Ha pensato anche di andare via?
“Sì, succede quando non giochi. Poi ho deciso di restare e ne ero sempre più convinto, anche nell’ultima in casa contro il Chievo: non ho giocato quel giorno, ma mi sono detto: da qui non mi muovo. Scelta mia, non mi ha chiesto nessuno di rimanere. Era una sfida da vincere. Sono andato in vacanza, ho staccato la spina e sono ripartito”.
Il primo anno non bene, poi grandi prestazioni nelle seconde stagioni. Per lei è una costante?
“È vero, ignoro il motivo, ma è sempre andata così”.
Da Garcia a Spalletti: è davvero cambiato tutto per lei?
“Sono diversi. Prima di venire qui tanti giocatori mi dicevano che in Italia ci si allenava tanto. Avevo scherzato con Mancini che mi aveva avvertito di prepararmi a correre. E la stessa cosa mi ha confermato Jovetic. Poi sono arrivato a Roma e con Garcia non era proprio come mi avevano preannunciato. Era anche colpa nostra, molti di noi erano stanchi, avevano problemi e anche Rudi non voleva fare molto in allenamento. A quel pinto diventava difficile giocare bene per novanta minuti. Dopo settanta eravamo tutti stanchi. Lui doveva essere un po’ più duro, proprio come Spalletti. Bisognava evitare che qualcuno si rilassasse troppo. Questa è una grande squadra che deve vincere sempre e se non sei preparato bene non ottieni nulla”.
Che campionato è la Serie A rispetto a quelli in cui ha giocato?
“La Premier è la numero uno. In Italia ho imparato tanto in un anno e mezzo, forse di più degli otto anni in cui ho giocato in Germania o in Inghilterra. In Italia è diverso, più impegnativo. Magai avessi giocato prima qui e dopo in Inghilterra. Avrei avuto solo vantaggi”.
Si cura più tattica e tecnica?
“La tattica è al primo posto e la sfrutta anche un centravanti che impara a muoversi”.
A proposito: conferma di non sentirsi una prima punta?

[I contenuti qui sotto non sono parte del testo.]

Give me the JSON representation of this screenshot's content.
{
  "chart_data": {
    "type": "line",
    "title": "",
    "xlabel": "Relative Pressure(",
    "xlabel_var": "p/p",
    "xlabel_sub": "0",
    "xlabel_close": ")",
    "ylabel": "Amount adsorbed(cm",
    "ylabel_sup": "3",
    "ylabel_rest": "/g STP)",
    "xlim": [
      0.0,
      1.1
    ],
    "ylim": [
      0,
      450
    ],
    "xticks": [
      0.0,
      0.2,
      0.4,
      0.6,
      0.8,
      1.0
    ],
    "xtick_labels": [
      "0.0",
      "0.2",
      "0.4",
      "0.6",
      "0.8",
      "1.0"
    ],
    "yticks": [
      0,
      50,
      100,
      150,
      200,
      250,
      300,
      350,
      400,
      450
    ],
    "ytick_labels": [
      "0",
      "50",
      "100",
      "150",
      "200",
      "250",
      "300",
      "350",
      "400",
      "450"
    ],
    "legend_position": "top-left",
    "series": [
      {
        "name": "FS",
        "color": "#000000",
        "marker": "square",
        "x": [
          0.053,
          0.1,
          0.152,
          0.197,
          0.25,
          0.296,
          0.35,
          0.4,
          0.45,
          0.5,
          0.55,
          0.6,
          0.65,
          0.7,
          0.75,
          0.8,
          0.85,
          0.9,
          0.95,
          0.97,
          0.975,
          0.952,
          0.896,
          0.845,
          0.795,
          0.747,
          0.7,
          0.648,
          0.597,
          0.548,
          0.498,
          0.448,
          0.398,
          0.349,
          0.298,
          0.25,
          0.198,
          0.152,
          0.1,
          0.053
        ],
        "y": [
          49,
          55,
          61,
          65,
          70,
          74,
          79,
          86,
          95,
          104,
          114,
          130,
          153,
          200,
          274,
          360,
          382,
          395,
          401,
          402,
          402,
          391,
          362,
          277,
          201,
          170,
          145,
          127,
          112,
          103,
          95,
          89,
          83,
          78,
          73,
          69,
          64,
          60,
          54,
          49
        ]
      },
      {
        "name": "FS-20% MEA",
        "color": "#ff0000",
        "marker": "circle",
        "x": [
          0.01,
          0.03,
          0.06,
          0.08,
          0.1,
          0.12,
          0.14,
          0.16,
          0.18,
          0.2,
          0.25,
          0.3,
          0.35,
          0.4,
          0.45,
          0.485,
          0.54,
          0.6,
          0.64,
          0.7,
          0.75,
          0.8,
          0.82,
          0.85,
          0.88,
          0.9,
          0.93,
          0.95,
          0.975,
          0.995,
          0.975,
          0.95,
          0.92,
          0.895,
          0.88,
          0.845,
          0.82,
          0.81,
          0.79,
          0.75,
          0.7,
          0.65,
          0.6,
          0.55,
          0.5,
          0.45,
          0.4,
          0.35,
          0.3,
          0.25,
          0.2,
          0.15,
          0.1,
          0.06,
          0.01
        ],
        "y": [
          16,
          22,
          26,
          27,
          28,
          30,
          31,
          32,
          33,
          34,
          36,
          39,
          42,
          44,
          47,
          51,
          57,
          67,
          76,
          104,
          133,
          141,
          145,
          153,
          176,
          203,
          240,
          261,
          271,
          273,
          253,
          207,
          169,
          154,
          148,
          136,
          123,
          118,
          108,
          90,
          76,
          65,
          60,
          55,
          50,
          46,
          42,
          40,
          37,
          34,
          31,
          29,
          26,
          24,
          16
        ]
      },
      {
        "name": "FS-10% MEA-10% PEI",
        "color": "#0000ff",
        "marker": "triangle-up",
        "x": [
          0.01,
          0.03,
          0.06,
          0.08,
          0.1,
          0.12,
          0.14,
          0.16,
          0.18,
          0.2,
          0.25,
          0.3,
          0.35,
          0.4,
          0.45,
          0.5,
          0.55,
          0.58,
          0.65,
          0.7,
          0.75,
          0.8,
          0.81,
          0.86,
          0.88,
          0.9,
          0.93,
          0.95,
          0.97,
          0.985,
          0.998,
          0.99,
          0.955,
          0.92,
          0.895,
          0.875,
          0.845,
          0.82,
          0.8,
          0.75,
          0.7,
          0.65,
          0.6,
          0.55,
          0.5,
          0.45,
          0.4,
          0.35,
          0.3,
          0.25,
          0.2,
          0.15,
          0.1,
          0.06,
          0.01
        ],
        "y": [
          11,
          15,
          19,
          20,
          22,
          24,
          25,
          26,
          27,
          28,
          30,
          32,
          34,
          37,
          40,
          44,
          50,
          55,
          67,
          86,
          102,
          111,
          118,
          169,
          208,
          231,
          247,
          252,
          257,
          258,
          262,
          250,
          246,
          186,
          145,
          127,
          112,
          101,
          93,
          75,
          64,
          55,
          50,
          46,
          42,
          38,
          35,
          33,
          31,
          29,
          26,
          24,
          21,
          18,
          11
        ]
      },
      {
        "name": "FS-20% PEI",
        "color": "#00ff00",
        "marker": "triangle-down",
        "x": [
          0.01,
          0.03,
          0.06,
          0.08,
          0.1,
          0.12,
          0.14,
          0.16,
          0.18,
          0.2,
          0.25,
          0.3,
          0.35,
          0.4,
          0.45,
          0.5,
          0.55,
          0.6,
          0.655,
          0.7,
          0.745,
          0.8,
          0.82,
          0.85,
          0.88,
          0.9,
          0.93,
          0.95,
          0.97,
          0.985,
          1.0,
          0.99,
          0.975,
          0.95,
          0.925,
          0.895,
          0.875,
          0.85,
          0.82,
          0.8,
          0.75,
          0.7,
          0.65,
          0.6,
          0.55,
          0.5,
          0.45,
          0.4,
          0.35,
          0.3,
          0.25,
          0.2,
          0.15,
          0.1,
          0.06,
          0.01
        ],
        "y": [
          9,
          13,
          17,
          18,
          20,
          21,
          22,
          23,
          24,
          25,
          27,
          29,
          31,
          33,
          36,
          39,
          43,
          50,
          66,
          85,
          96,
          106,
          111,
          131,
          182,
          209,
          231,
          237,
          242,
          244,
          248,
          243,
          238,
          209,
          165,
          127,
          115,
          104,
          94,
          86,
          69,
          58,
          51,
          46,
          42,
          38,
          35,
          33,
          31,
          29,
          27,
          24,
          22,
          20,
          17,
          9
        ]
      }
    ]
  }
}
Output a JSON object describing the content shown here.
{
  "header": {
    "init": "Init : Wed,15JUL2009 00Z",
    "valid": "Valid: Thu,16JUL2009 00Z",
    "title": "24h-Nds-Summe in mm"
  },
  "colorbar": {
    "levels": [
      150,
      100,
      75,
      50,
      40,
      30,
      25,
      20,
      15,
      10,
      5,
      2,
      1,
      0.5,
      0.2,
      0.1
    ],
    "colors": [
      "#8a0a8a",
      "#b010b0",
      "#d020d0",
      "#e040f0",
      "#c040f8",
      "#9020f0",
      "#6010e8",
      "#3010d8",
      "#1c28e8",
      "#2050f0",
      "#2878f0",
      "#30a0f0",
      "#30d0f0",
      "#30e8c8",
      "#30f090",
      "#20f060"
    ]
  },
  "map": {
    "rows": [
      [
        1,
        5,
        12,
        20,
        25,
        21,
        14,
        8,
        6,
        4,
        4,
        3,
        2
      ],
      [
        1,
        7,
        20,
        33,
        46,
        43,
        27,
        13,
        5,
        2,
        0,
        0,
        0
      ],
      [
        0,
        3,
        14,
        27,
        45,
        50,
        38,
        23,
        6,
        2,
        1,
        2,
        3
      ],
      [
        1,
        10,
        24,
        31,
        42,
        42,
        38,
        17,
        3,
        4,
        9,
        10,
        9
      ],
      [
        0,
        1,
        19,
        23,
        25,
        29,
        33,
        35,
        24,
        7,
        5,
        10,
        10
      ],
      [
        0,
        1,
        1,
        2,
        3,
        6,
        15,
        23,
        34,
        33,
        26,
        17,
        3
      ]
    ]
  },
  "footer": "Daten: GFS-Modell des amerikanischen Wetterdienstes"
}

“È vero, non sono un attaccante che resta in area di rigore ad aspettare. Mi piace partire da dietro, giocare con e per la squadra. Fare gli assist. Quando ero piccolo facevo l’ala destra, il mio idolo era Shevchenko. Sono impazzito per lui quando segnò a tripletta contro il Barcellona al Camp Nou”.
Non van Basten, come dicono in Bosnia?
“Qualcuno mi ha accostato a lui, ma per me, all’inizio, esisteva solo Sheva”.
È stato chiamato dalla Cina: perché ha detto no?
“Penso che nella vita c’è solo una carriera. Io non mi sento ancora vecchio, voglio giocare tanto e ad alti livelli. Per me questo è più importante del resto. Anche dei soldi io ho guadagnato bene e sono felice così. Ho scelto di rimare qui per vincere pure con la Roma. Il futuro post calci? Non ci ho pensato, perché mi vedo calciatore ancora per tanto tempo”.
Sarebbe contento se dovesse arrivare a Roma un altro attaccante. Si è sempre parlato della necessità di un vice Dzeko.
“Io dico solo una cosa. A me piace giocare, poi, ogni tanto, mi fa bene anche riposare”.